Running part of a workflow multiple times
To run a part of the workflow multiple times, once for each batch unit, add an Iterate control flow element to the workflow. All elements downstream of an Iterate element are run on each batch unit individually, until a Collect and Distribute element is encountered. The parts of the workflow downstream of the Collect and Distribute element are run on all the data together, or in subsets of the data, as configured in the Collect and Distribute element (see Iterate and Collect and Distribute elements).

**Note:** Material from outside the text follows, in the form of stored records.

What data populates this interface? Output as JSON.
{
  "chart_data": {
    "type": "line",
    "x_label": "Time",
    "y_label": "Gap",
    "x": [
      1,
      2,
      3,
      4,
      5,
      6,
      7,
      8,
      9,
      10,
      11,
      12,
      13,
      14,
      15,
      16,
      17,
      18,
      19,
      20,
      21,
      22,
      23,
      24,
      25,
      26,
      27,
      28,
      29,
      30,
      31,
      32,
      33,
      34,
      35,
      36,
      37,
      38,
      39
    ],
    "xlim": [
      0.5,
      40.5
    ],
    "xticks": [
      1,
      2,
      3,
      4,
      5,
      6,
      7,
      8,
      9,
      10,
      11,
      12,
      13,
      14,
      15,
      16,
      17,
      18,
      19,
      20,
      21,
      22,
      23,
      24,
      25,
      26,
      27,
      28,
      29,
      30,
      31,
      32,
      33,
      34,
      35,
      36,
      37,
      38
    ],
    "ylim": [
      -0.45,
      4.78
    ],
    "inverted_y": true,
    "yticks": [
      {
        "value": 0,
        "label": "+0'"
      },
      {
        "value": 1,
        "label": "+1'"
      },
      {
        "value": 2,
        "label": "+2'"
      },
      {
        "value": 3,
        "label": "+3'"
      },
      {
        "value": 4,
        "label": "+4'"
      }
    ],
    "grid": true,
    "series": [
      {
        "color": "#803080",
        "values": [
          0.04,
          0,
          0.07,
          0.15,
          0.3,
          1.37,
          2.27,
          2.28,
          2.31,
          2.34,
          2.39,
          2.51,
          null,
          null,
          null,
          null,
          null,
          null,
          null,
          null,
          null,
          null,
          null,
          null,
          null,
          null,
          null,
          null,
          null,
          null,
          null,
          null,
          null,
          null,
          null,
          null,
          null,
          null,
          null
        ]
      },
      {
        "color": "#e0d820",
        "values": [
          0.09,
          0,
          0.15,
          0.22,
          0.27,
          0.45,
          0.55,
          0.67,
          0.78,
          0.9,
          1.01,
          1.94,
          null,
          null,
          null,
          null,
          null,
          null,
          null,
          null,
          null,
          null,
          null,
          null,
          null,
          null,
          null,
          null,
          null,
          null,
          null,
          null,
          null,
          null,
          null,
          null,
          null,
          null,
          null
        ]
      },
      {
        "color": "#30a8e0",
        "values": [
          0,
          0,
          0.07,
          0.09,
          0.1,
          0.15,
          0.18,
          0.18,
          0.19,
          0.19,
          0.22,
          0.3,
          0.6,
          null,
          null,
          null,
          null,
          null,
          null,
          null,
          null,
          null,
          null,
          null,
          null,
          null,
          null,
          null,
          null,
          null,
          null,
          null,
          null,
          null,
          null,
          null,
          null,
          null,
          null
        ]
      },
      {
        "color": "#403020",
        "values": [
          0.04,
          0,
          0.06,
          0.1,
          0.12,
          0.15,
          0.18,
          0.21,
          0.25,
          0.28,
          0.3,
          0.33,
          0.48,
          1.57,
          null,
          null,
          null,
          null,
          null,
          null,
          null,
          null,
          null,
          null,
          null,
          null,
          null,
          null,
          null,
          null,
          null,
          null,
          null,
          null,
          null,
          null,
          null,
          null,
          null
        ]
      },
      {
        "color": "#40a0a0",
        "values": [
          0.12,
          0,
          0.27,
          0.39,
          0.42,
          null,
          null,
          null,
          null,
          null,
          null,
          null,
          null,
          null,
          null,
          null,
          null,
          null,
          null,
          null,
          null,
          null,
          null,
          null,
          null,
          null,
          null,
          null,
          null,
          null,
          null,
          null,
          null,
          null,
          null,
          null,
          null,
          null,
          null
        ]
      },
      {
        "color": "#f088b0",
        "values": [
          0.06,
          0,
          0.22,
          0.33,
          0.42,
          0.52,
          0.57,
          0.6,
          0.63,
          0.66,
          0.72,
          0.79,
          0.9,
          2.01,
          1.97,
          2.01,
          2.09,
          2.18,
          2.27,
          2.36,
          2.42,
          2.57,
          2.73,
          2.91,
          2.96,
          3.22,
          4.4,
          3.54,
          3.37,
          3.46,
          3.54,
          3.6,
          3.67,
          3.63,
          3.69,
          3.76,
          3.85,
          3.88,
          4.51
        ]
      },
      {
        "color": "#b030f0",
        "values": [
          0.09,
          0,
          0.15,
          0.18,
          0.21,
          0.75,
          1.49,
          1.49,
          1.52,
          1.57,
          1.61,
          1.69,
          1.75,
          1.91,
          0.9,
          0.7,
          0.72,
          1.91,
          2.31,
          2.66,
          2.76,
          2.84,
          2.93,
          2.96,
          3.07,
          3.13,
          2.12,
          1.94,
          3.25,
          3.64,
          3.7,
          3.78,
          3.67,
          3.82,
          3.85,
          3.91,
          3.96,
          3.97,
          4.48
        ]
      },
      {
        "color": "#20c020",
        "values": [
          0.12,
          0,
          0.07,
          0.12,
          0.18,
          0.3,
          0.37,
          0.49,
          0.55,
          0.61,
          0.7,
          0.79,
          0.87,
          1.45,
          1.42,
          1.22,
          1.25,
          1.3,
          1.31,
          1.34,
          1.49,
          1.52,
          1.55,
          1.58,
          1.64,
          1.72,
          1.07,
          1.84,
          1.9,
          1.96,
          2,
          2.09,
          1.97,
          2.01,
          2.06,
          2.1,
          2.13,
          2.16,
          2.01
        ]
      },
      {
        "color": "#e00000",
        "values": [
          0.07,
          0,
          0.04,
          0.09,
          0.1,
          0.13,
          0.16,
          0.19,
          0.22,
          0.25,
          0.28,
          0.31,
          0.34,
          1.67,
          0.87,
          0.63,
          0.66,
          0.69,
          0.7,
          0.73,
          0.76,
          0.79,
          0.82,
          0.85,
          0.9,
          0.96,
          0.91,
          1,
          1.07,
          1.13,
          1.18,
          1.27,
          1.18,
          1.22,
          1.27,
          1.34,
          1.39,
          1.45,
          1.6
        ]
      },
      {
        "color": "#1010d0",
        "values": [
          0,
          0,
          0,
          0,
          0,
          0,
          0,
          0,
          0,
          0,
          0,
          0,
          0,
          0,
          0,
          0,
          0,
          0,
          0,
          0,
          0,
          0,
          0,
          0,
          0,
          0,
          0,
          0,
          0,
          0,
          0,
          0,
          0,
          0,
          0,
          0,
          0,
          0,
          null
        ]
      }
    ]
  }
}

For example, the workflow in figure 14.72 would run an RNA-Seq Analysis for each sample separately, and then create a single combined report for the set of samples.
Figure 14.72: The RNA-Seq analysis tool is run once per sample and a single combined report is then generated for the full set of samples.
When running on a CLC Server the iterating parts of the workflow is run as separate jobs. For parallel execution of these iterations, job nodes or grid nodes must be available.
When using metadata table to specify the batch units, you are prompted to specify the column that defines how the samples should be grouped for execution. In figure 14.73, grouping by the column "ID" results in the RNA-Seq Analysis tool being run 8 times, once for each sample. Selecting the "Gender" column instead results in the RNA-Seq Analysis tool being run 2 times, once for each value in that column, male and female. The Combine Reports tool runs once, using information from all samples.
Figure 14.73: With the current selection in the wizard, the RNA-Seq Analysis tool will run 8 times, once for each sample. The Combine Reports tool will run once.
The name of workflow elements can be changed. This changes the text displayed in the wizard when the workflow is run. This can be useful if a workflow contains multiple identical elements (figure 14.74).
Figure 14.74: The Iterate element can be renamed to change the text that is displayed in the wizard when running the workflow.